Perched on the bathroom counter with my back against the mirror, legs crossed kindergarten-style; I blinked away tears as I stared at the plus sign on the pee stick. For ten minutes I sat on the cold tile, trying to figure out how I wasn’t going to ruin his life by walking out of the bathroom to announce I was pregnant. He wasn’t ready. I knew I’d have to do it on my own. He was happier than I expected.

Although I had my suspicions before we moved in together, I discovered the first signs of infidelity when I was four months pregnant. Again two weeks before my due date. I thought getting married would fix everything, but text messages at 3 am became the norm. He usually wasn’t home for me to hear his phone buzz. He spent nights getting drunk with his friends, while I watched Disney movies with my toddler. It was my fault. I forced him to grow up. I forced him into a family that he didn’t want. I could never be enough for him.

Ellie and I had nice weekends together. We had breakfast dates, birthday parties and time with grandma and grandpa. He wandered in and out of our little life. On Saturday mornings Ellie always climbed into bed with me. She’d lay her little blonde head on my pillow, close enough so I could smell her baby morning breath. She’d pet my hair and jabber at me while I stretched and yawned. One Saturday morning he was in her spot, and she asked what he was doing there.

I imagined her as a married, lonely woman, waking up alone most days, accepting that she was being cheated on but yearning for something more, and I couldn’t do it any longer.

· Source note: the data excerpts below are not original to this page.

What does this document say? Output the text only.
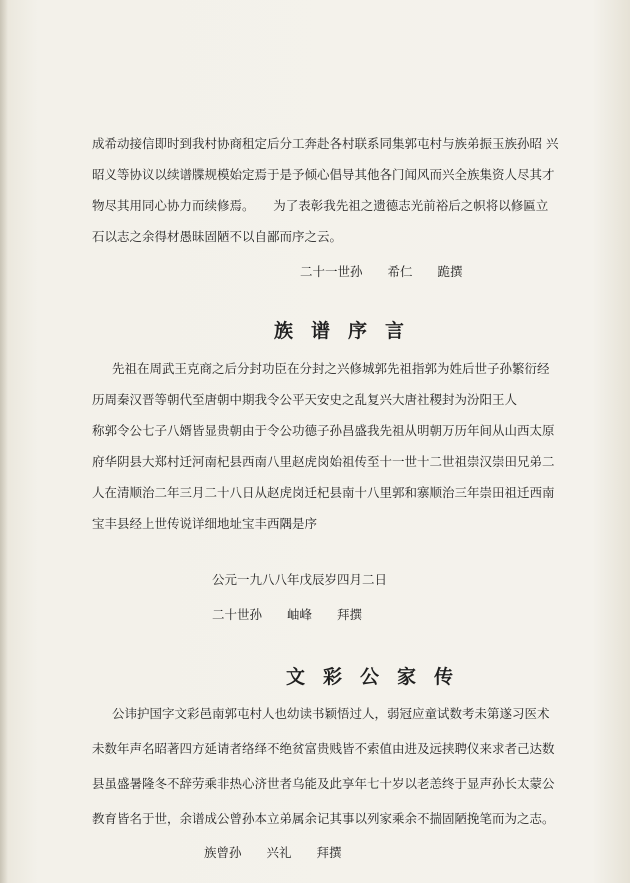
成希动接信即时到我村协商租定后分工奔赴各村联系同集郭屯村与族弟振玉族孙昭 兴
昭义等协议以续谱牒规模始定焉于是予倾心倡导其他各门闻风而兴全族集资人尽其才
物尽其用同心协力而续修焉。　　为了表彰我先祖之遗德志光前裕后之帜将以修匾立
石以志之余得材愚昧固陋不以自鄙而序之云。
二十一世孙　　希仁　　跪撰
族谱序言
先祖在周武王克商之后分封功臣在分封之兴修城郭先祖指郭为姓后世子孙繁衍经
历周秦汉晋等朝代至唐朝中期我令公平天安史之乱复兴大唐社稷封为汾阳王人
称郭令公七子八婿皆显贵朝由于令公功德子孙昌盛我先祖从明朝万历年间从山西太原
府华阴县大郑村迁河南杞县西南八里赵虎岗始祖传至十一世十二世祖崇汉崇田兄弟二
人在清顺治二年三月二十八日从赵虎岗迁杞县南十八里郭和寨顺治三年崇田祖迁西南
宝丰县经上世传说详细地址宝丰西隅是序
公元一九八八年戊辰岁四月二日
二十世孙　　岫峰　　拜撰
文彩公家传
公讳护国字文彩邑南郭屯村人也幼读书颖悟过人，弱冠应童试数考未第遂习医术
未数年声名昭著四方延请者络绎不绝贫富贵贱皆不索值由进及远挟聘仪来求者己达数
县虽盛暑隆冬不辞劳乘非热心济世者乌能及此享年七十岁以老恙终于显声孙长太蒙公
教育皆名于世，余谱成公曾孙本立弟属余记其事以列家乘余不揣固陋挽笔而为之志。
族曾孙　　兴礼　　拜撰
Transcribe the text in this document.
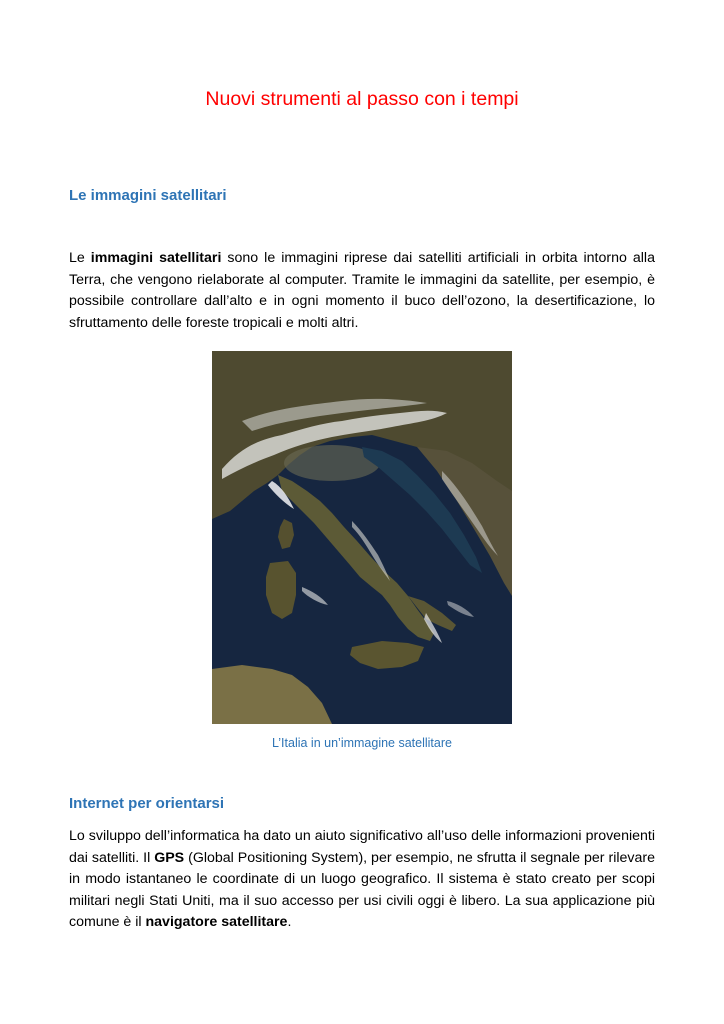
Nuovi strumenti al passo con i tempi
Le immagini satellitari

Le immagini satellitari sono le immagini riprese dai satelliti artificiali in orbita intorno alla Terra, che vengono rielaborate al computer. Tramite le immagini da satellite, per esempio, è possibile controllare dall’alto e in ogni momento il buco dell’ozono, la desertificazione, lo sfruttamento delle foreste tropicali e molti altri.

L’Italia in un’immagine satellitare

Internet per orientarsi

Lo sviluppo dell’informatica ha dato un aiuto significativo all’uso delle informazioni provenienti dai satelliti. Il GPS (Global Positioning System), per esempio, ne sfrutta il segnale per rilevare in modo istantaneo le coordinate di un luogo geografico. Il sistema è stato creato per scopi militari negli Stati Uniti, ma il suo accesso per usi civili oggi è libero. La sua applicazione più comune è il navigatore satellitare.
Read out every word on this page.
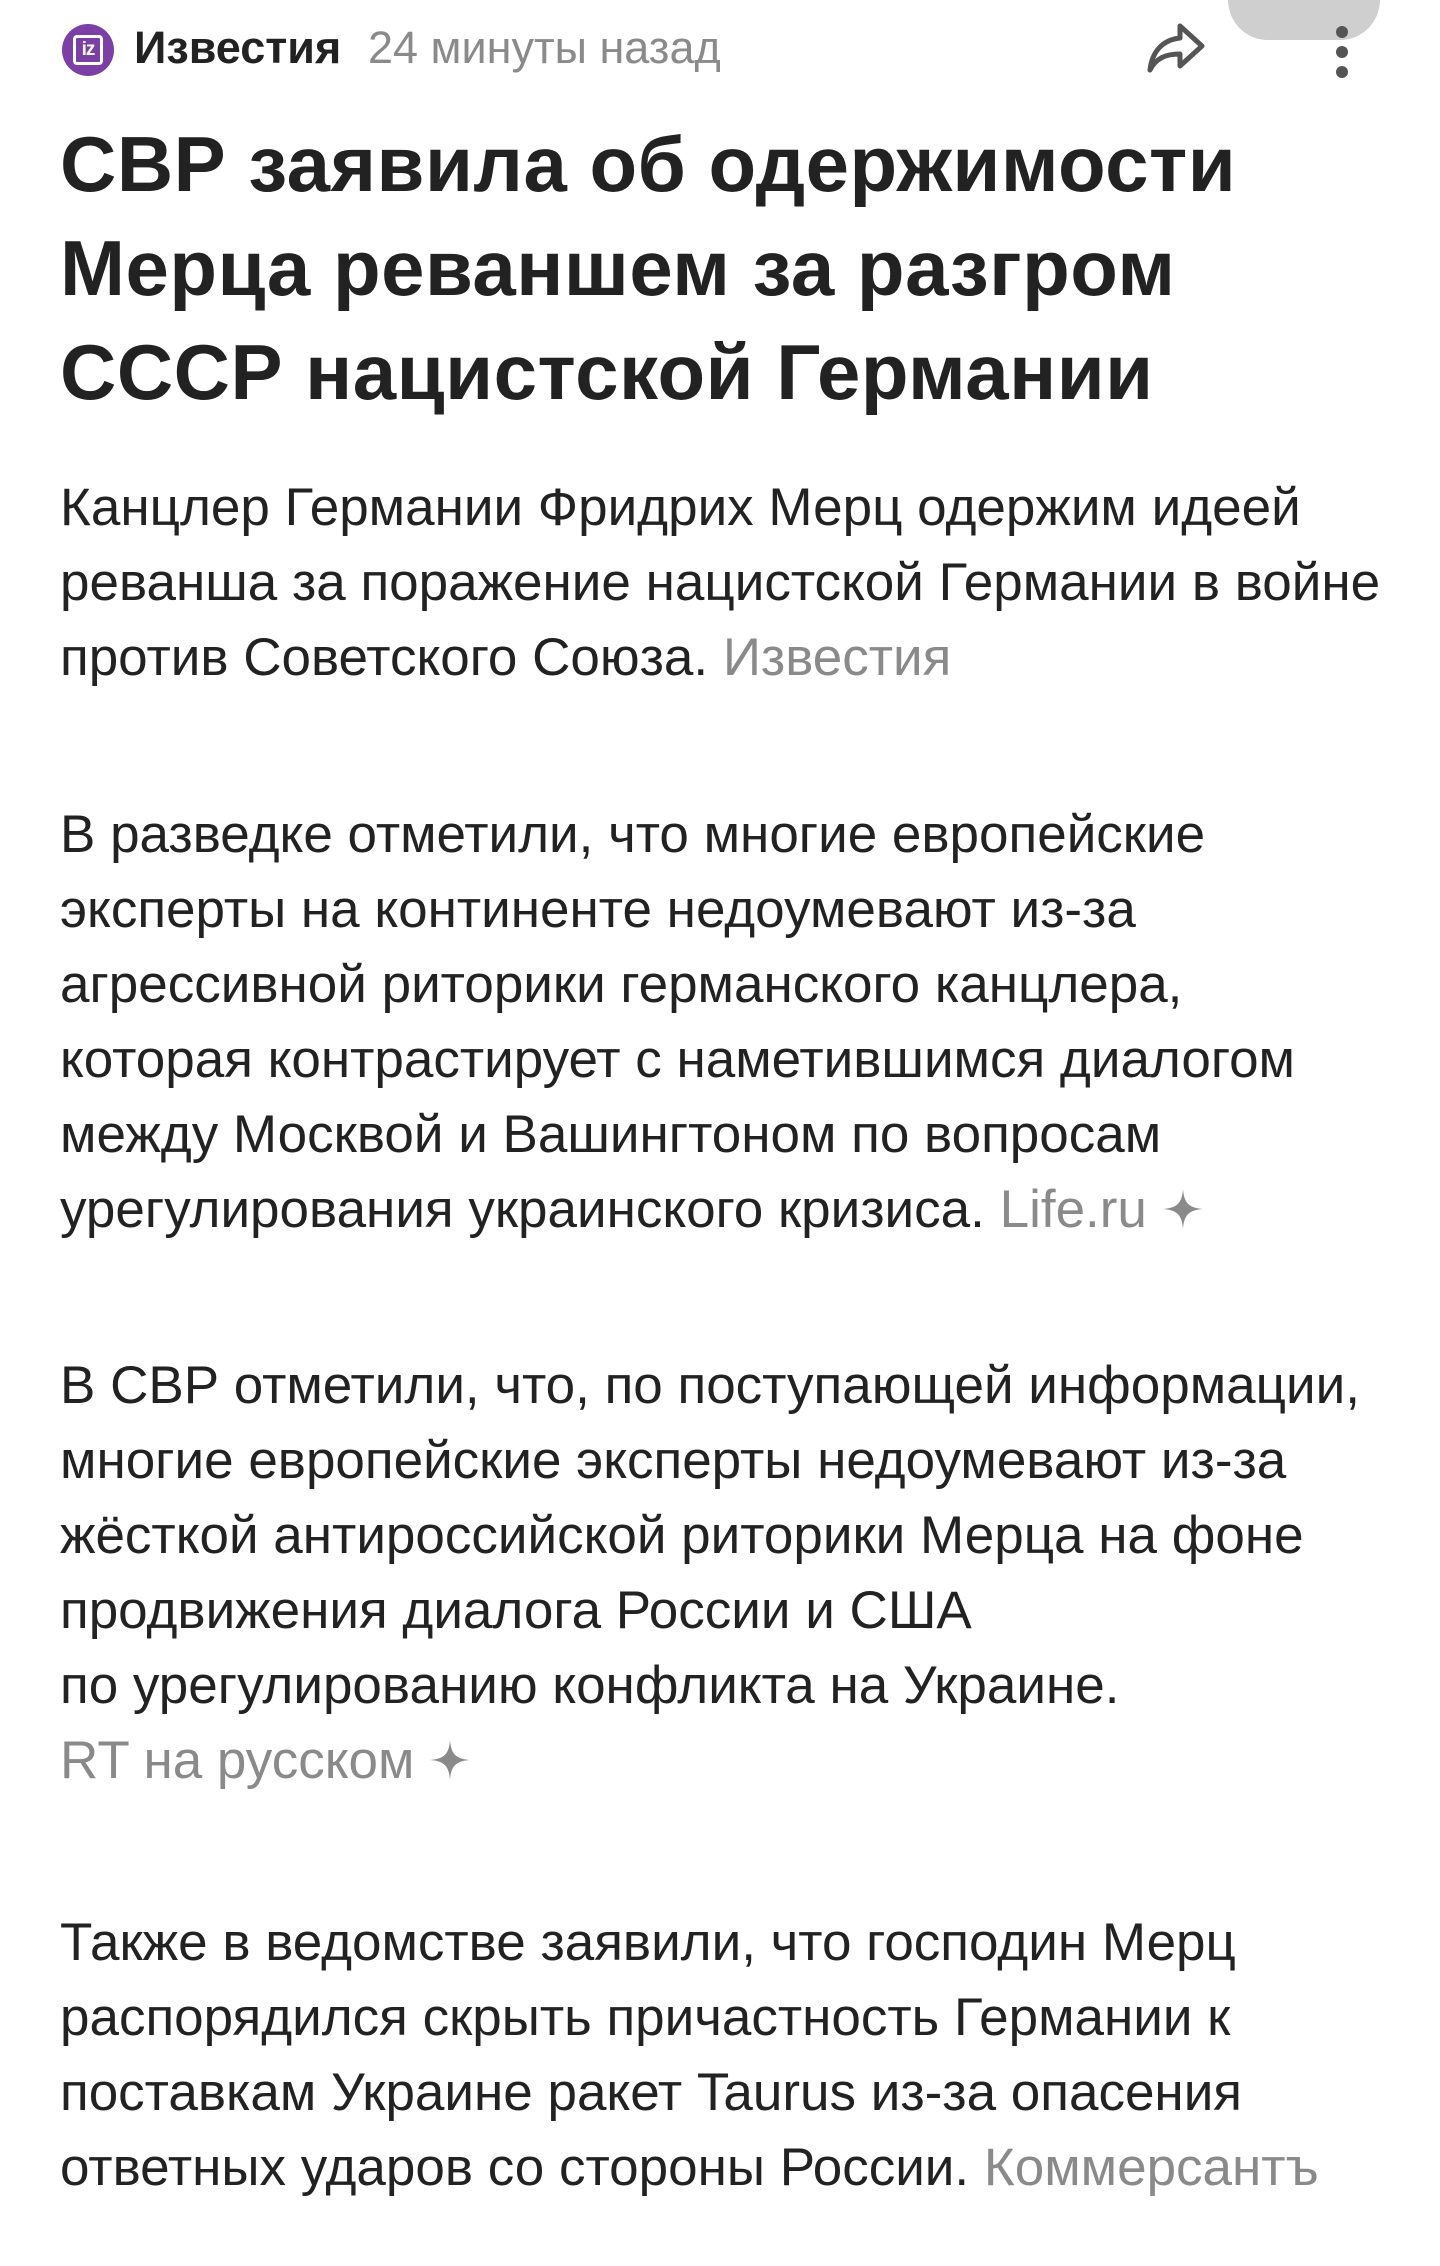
iz Известия 24 минуты назад
СВР заявила об одержимости Мерца реваншем за разгром СССР нацистской Германии

Канцлер Германии Фридрих Мерц одержим идеей реванша за поражение нацистской Германии в войне против Советского Союза. Известия

В разведке отметили, что многие европейские эксперты на континенте недоумевают из-за агрессивной риторики германского канцлера, которая контрастирует с наметившимся диалогом между Москвой и Вашингтоном по вопросам урегулирования украинского кризиса. Life.ru

В СВР отметили, что, по поступающей информации, многие европейские эксперты недоумевают из-за жёсткой антироссийской риторики Мерца на фоне продвижения диалога России и США
по урегулированию конфликта на Украине.
RT на русском

Также в ведомстве заявили, что господин Мерц распорядился скрыть причастность Германии к поставкам Украине ракет Taurus из-за опасения ответных ударов со стороны России. Коммерсантъ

I decided I’d rather be a divorced woman with some hope for the future than one who gave up on any trace of happiness at age 26.

When those women send me their stories, I can read the sadness in their words.  Some of them have moved on with their lives and some have stayed in their relationships. It’s hard not to intrude in their lives now, to check-in on them. I hope they’re all happier than they were when they came to me for advice.